Researchers, looking at Danish data, found moving during childhood was linked to increased incidence of mental health issues and antisocial behaviour in later life.
Those who moved home aged 12 to 14 were more likely to be adversely affected.
The findings should be seen in context: The study mainly focused on moving in isolation and didn’t take into account relevant factors like reasons for the move or whether the new neighbourhood was more or less desirable than the previous one.
Val Mullally, parent coach and author of Behave — What To Do When Your Child Won’t, says moving house has an upside.
It can see parents help children develop a healthy mindset and the confidence to cope with change.
“Children can learn the skills of making new friends, of navigating a new environment, of learning to let go of things as they were, and to start again — all aspects of human existence.”
For this to happen, parents must realise relocating — even a short distance — can be huge grief for a child.
The family home isn’t just bricks and glass, says Mullally.
“It’s the heart of a child’s life. Almost all they’ve known from their earliest memory is linked to this place.
"There can also be loss of other connected places — playground, school, local shop — [wherever] the child has experienced fun or community.”
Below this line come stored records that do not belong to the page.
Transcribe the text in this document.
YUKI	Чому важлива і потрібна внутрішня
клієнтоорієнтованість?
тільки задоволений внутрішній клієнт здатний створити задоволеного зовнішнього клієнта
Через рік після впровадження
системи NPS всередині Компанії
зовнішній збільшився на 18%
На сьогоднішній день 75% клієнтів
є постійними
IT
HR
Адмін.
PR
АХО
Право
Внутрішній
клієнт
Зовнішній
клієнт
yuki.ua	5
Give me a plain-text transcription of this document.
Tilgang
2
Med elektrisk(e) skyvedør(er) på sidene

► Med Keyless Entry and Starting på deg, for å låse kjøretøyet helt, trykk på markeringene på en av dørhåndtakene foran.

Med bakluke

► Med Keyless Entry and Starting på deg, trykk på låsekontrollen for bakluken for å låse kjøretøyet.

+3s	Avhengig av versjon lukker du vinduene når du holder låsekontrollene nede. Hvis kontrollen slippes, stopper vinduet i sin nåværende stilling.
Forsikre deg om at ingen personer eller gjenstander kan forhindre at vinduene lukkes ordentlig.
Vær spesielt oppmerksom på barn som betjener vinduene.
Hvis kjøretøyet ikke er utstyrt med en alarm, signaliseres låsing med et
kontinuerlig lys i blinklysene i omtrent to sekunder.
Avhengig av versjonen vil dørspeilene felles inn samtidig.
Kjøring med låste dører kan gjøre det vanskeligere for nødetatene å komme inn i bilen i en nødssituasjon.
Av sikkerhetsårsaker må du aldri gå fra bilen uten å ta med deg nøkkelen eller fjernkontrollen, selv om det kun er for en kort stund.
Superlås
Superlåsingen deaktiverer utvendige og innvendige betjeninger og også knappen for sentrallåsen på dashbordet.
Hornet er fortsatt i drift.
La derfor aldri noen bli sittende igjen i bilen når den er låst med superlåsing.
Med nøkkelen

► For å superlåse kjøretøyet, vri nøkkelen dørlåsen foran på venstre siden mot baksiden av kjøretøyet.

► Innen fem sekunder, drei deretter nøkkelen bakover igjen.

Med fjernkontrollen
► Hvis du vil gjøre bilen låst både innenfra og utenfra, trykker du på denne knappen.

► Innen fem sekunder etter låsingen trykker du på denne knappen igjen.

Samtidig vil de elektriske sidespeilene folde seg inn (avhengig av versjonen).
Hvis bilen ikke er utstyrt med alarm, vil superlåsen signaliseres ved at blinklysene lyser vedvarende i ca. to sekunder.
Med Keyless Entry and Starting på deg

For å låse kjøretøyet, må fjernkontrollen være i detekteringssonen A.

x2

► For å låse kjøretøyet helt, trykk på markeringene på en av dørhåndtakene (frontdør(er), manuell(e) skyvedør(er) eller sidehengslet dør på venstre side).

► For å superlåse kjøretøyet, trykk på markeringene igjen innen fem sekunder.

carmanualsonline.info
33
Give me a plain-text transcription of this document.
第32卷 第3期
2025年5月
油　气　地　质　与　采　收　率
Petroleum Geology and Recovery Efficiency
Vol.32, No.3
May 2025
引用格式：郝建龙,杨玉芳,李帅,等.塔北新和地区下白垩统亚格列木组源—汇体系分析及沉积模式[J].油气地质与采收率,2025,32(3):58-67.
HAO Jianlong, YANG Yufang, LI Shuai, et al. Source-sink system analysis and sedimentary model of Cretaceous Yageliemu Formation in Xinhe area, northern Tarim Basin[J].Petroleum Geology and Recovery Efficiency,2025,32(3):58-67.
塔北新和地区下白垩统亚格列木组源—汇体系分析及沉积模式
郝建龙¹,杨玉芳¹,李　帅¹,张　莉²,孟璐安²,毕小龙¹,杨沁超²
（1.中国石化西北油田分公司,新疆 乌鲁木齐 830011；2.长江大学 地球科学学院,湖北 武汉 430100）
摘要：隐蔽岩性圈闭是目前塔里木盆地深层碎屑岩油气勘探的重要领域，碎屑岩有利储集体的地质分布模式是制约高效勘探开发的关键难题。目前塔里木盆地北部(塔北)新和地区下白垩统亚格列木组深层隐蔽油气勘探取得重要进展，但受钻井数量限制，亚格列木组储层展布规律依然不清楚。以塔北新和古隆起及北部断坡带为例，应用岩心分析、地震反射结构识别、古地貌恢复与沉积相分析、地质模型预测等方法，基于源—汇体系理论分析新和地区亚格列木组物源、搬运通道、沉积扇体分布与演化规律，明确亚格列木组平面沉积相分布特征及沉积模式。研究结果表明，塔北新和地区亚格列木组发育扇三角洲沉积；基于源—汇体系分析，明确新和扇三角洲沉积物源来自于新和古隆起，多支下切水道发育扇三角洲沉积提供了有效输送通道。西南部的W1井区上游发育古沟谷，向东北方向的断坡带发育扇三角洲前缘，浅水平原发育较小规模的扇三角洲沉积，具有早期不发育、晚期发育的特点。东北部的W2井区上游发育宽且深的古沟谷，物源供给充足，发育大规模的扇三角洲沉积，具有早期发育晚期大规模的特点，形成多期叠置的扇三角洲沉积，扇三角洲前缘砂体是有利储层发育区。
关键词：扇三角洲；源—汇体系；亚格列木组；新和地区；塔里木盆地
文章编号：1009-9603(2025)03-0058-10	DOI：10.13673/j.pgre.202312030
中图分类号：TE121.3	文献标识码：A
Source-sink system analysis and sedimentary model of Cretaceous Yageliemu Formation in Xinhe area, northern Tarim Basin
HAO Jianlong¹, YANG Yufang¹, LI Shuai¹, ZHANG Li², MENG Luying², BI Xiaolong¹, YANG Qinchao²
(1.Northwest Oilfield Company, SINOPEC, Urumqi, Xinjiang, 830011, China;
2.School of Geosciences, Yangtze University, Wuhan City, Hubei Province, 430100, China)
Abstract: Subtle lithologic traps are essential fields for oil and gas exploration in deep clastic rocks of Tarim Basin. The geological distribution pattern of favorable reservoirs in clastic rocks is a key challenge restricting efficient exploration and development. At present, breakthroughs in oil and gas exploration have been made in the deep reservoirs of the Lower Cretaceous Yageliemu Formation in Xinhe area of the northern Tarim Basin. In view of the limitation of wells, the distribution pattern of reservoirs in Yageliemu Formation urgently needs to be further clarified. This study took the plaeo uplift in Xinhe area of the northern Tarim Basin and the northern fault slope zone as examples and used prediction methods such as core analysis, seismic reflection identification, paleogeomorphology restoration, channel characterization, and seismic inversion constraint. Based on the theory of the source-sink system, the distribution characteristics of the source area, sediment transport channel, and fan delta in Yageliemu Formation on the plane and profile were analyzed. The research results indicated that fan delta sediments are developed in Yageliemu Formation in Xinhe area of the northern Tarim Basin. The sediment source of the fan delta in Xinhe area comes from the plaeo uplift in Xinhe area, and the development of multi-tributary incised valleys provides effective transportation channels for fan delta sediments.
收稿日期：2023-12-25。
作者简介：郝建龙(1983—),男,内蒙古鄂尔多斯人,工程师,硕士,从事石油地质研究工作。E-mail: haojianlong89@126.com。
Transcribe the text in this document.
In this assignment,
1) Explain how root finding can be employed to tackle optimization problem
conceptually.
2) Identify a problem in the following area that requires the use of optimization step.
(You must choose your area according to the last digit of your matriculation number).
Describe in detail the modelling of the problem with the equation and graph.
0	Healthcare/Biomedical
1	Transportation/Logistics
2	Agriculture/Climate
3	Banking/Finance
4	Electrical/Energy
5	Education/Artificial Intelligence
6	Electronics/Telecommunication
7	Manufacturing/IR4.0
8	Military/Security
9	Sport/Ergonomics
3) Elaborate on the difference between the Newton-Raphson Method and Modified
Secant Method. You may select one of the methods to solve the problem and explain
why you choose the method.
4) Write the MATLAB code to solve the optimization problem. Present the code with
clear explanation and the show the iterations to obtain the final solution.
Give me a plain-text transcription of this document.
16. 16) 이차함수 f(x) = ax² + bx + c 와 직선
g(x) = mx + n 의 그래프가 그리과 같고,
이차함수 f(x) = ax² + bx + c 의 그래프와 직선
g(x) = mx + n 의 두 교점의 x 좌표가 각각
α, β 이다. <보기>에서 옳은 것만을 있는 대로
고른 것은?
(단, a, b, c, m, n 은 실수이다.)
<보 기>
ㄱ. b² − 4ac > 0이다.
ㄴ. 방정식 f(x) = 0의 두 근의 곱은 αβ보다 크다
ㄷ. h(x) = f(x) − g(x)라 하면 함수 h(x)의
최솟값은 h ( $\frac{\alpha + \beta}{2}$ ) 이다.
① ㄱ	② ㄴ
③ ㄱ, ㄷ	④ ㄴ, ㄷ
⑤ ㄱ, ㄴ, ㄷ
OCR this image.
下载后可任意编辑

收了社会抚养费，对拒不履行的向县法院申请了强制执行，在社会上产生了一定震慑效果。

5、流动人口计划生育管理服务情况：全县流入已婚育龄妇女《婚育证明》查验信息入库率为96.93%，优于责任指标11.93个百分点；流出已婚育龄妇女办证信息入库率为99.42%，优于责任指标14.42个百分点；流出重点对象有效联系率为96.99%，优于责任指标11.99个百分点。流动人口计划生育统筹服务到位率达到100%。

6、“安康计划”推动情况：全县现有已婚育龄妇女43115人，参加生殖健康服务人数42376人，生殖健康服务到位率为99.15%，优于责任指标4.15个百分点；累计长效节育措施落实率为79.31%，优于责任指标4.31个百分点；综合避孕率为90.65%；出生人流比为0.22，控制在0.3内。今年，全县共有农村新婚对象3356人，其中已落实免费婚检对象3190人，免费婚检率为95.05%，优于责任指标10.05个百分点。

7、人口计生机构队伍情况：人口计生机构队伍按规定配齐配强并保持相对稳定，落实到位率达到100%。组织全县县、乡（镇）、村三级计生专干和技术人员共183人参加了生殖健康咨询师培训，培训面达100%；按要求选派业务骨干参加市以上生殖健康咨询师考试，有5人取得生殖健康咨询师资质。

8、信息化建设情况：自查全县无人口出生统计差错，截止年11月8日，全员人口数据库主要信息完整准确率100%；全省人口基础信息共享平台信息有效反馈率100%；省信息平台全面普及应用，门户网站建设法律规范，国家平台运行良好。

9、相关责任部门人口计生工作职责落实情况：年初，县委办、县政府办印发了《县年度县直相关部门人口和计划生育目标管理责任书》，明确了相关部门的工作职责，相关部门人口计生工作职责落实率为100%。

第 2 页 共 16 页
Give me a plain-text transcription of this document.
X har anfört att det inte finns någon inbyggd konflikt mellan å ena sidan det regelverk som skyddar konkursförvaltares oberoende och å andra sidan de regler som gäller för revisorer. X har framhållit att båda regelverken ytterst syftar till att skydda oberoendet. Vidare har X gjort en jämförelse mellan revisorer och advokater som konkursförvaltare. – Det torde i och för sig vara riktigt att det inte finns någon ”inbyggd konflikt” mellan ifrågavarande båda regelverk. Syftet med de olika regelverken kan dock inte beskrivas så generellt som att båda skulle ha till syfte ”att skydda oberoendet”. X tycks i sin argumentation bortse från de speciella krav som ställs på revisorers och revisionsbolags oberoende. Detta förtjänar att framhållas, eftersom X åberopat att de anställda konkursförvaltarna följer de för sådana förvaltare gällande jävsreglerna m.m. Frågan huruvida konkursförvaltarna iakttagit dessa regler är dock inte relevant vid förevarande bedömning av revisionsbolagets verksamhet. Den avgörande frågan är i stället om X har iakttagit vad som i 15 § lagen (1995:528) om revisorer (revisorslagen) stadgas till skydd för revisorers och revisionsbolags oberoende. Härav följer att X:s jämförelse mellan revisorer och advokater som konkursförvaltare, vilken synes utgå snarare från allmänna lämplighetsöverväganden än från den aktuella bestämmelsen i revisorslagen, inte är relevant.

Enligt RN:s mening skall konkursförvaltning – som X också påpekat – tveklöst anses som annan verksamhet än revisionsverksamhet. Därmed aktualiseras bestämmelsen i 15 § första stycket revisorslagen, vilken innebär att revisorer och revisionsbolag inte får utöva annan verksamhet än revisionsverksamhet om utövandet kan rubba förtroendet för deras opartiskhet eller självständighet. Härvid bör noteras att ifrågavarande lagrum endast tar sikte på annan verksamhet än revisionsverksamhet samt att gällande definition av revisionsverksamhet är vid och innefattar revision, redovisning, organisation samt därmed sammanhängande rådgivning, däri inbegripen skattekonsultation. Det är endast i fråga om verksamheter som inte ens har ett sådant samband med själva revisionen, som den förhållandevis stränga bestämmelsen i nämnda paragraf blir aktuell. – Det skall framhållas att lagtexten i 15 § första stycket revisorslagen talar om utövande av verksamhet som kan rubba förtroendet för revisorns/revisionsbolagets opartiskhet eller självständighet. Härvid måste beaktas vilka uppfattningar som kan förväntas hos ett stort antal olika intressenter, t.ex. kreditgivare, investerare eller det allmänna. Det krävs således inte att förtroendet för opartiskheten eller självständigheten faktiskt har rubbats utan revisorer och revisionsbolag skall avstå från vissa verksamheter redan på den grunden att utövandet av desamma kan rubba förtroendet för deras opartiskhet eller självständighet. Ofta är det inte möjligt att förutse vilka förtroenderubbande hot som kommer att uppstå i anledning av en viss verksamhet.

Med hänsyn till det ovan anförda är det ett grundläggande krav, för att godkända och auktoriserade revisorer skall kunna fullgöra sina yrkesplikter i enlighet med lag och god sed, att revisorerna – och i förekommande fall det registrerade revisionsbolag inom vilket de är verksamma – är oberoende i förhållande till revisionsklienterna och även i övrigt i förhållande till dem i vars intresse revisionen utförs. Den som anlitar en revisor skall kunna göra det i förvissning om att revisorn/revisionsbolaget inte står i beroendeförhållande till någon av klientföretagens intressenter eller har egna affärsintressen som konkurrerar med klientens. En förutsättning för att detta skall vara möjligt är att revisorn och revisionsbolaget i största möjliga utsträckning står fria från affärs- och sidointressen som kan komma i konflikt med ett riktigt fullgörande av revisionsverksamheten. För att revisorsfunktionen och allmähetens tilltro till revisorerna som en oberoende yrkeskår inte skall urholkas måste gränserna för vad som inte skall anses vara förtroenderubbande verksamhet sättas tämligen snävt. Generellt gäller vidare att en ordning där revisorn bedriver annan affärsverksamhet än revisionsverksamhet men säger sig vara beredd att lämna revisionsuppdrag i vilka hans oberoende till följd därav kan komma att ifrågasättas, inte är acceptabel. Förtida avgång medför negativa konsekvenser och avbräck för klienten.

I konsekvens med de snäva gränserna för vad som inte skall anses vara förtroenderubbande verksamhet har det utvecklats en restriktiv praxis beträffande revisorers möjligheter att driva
A transition is more than change, she says: change is the thing that happens; transition is emotional ability to embrace that change.
“Helping your child to transition means thinking further than just ‘moving house’ — it’s about recognising the anxiety or grief the child may be experiencing.”
Parents, busy with practical demands, can be distracted and dismissive at house-moving time.
Rather than trying to ‘make things better’ (saying ‘you’ll soon make new friends’), recognise your child needs to let go of the old before embracing the new, says Mullally.
“Let them have space to talk about what they’re sad or anxious to leave behind. Reassurance is a step that follows after expression of the [current] experience.”
Mullally says to bear in mind that anger is a common reaction when trying to cope with change. Kids may act out or become withdrawn.
“When children’s behaviour is most challenging, that’s probably when they most need your support.”
* Prepare for practicalities of the move. Accept friends’/ family’s offers of support.
* Prior to move, take child to visit new home. Chat about each room, especially the one that’ll be your child’s.
* Remember: children are more powerless around moving. Adults can pop back to see former neighbours plus they’ve got experience of moving, whereas children usually don’t.
* Notice if child is unsettled. Reactive behaviour is call for help. Reassure.